Calefactores ahorradores

El invierno está a la vuelta de la esquina y los calentadores ahorradores de han convertido en un elemento esencial para que esa temporada sea más llevadera. Asimismo, en los países donde existen temperaturas muy bajas, se ha vuelto una necesidad el calentar las habitaciones, o bien, en los países en donde se acostumbran temperaturas muy altas, se utilizan los sistemas de aire acondicionado.

Las situaciones antes mencionadas, provocan un aumento en el consumo de energía y en consecuencia el alza en la tarifa con la Comisión Federal de Electricidad (CFE). Pero ese no es el tema más grave, en los últimos años se ha duplicado la cantidad de energía que se consume en todo el mundo, lo que conlleva a graves problemas de contaminación sobre todo por la centrales térmicas.

La contaminación lumínica es el brillo o resplandor del cielo nocturno, producido por la difusión de la luz artificial. Como consecuencia, la oscuridad de la noche disminuye y desaparece progresivamente el brillo de las estrellas y otros cuerpos celestes. Esta se presenta cuando hay un uso excesivo de la luz artificial. De esta manera, ciudades como Las Vegas, con sus grandes anuncios de neón, son un caso ilustrativo de esta problemática.

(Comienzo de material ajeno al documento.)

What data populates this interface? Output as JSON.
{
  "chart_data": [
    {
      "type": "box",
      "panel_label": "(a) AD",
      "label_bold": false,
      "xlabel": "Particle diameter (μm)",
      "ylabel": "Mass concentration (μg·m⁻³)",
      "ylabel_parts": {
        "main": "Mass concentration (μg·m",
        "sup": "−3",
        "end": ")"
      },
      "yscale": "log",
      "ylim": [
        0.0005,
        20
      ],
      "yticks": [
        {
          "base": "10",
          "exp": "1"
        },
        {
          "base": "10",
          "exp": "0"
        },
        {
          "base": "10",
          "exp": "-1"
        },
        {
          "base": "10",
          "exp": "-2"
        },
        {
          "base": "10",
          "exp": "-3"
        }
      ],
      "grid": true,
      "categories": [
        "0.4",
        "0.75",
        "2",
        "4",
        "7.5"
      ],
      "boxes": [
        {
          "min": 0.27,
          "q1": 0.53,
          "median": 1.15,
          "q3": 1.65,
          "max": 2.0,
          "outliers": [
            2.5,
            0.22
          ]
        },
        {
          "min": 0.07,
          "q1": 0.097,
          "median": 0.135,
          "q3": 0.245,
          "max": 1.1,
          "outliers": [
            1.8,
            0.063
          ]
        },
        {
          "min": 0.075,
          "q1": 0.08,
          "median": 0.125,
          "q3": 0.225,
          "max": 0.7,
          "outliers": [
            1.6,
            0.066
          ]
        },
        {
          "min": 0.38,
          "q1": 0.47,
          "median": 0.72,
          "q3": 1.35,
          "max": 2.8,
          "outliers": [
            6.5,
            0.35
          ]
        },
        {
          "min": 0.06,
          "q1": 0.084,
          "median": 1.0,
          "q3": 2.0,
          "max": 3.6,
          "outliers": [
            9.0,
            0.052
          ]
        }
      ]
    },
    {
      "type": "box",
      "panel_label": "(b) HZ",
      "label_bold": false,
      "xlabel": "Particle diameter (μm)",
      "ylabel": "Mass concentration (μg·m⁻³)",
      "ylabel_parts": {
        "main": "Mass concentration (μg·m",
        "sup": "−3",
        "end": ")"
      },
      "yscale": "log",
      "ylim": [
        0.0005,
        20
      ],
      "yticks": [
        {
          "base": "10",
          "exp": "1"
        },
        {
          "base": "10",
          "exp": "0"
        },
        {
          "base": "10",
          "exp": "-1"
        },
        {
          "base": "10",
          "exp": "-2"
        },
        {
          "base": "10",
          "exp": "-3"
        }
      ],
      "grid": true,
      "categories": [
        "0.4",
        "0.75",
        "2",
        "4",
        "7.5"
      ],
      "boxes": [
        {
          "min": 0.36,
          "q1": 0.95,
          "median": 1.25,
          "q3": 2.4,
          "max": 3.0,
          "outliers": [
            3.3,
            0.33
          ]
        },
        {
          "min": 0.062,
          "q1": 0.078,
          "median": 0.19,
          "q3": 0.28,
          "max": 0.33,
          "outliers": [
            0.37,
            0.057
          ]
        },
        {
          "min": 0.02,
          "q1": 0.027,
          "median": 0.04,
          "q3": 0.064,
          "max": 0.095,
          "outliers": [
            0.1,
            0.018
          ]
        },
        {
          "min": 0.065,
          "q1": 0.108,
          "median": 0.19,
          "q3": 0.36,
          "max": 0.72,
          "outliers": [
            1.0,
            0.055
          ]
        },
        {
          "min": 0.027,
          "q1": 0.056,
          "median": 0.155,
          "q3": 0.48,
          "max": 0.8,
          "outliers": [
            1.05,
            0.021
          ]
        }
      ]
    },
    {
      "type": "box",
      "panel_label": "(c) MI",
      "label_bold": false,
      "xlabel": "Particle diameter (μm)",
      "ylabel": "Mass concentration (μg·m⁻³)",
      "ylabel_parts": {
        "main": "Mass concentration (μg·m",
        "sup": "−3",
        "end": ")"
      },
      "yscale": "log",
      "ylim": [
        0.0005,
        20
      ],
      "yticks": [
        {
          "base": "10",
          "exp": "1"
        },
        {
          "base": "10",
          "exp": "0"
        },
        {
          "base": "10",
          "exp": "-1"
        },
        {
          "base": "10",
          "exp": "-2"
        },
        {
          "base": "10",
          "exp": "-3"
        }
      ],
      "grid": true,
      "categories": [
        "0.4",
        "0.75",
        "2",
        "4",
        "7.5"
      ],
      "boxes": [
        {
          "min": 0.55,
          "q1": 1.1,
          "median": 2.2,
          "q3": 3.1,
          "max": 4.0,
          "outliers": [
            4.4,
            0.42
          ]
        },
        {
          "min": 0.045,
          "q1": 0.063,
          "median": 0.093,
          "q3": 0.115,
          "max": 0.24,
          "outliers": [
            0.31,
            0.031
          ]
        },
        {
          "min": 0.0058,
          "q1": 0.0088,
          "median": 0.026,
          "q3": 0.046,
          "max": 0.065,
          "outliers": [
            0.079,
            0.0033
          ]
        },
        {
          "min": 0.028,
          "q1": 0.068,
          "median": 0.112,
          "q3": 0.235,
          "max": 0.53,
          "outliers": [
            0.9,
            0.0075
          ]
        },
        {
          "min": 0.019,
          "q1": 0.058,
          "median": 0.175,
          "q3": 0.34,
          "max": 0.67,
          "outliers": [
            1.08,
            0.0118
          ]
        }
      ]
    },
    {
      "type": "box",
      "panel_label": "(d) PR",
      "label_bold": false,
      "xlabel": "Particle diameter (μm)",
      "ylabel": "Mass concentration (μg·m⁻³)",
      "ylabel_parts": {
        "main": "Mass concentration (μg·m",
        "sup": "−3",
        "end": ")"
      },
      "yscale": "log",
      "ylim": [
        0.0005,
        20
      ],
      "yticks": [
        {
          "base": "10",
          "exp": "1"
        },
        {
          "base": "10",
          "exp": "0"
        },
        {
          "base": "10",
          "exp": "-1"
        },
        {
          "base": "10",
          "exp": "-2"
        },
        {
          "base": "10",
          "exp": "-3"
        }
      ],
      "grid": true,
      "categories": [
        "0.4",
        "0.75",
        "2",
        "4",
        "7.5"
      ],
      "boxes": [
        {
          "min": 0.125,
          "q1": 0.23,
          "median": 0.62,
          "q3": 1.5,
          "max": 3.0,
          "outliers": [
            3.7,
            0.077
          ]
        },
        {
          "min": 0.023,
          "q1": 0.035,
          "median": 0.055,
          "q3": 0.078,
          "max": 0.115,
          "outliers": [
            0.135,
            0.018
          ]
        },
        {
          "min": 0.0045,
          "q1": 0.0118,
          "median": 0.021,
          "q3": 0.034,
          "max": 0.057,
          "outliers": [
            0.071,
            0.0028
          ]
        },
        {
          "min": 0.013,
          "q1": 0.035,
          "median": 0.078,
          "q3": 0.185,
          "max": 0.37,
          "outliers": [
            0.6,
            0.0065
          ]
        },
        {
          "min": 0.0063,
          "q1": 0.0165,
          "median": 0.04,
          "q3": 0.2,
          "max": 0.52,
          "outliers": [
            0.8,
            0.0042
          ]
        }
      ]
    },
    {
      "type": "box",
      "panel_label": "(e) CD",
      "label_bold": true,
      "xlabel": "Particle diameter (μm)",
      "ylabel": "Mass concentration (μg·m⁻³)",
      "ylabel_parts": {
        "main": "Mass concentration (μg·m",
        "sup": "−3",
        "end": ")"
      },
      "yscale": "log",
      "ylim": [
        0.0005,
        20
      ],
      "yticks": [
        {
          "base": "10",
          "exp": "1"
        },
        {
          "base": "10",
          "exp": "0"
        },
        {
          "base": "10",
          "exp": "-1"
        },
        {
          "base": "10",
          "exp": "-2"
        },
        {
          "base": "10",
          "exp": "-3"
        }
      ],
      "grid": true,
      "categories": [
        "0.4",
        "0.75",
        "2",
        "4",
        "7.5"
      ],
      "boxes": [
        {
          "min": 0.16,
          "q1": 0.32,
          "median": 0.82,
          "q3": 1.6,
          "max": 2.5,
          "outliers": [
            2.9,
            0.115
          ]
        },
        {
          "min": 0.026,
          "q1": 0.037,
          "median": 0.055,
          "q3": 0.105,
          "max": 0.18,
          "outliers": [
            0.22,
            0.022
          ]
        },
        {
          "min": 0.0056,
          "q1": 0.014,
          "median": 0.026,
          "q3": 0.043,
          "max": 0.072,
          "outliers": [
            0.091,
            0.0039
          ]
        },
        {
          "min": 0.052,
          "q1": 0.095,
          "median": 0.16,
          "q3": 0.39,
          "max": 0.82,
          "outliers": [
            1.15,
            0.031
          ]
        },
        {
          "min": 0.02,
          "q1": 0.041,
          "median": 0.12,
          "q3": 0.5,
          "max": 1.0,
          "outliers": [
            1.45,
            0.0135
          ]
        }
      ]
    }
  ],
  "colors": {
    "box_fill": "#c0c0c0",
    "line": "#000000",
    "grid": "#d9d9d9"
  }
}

Entonces, para calentar un área determinada, los calefactores de bajo consumo pueden hacer el trabajo con un menor consumo de energía. Por lo general, funcionan como calentadores de espacio y se pueden mover de un sitio a otro de la casa donde se necesiten. Esto es diferente cuando se les compara con un sistema de calefacción central, que calienta y mantiene la misma temperatura en todas las áreas de la casa y con un consumo mucho menor que con un calefactor convencional.

Asimismo, las tecnologías generan residuos electrónicos, como silicio, germanio, etc.. Estos materiales pueden llegar a ser muy contaminantes. Pese a que el término reciclaje está muy extendido en la vida cotidiana, en los residuos electrónicos es mucho más complicado. Se ha de diseñar una red de reciclaje de este tipo de residuos, ya que acogería a los residuos de ordenadores, teléfonos y demás electrodomésticos que utilizamos cada día.

Como lo comenté al principio de la publicación, la calefacción o su antagónico, es un tema de necesidad para soportar las temperaturas extremas. Si bien es cierto que están siendo generadas por el uso indiscriminado y explotación de los recursos, una solución muy afectiva para contrarrestar o disminuir esta situación, sin duda, es optar por utilizar calefactores ahorradores.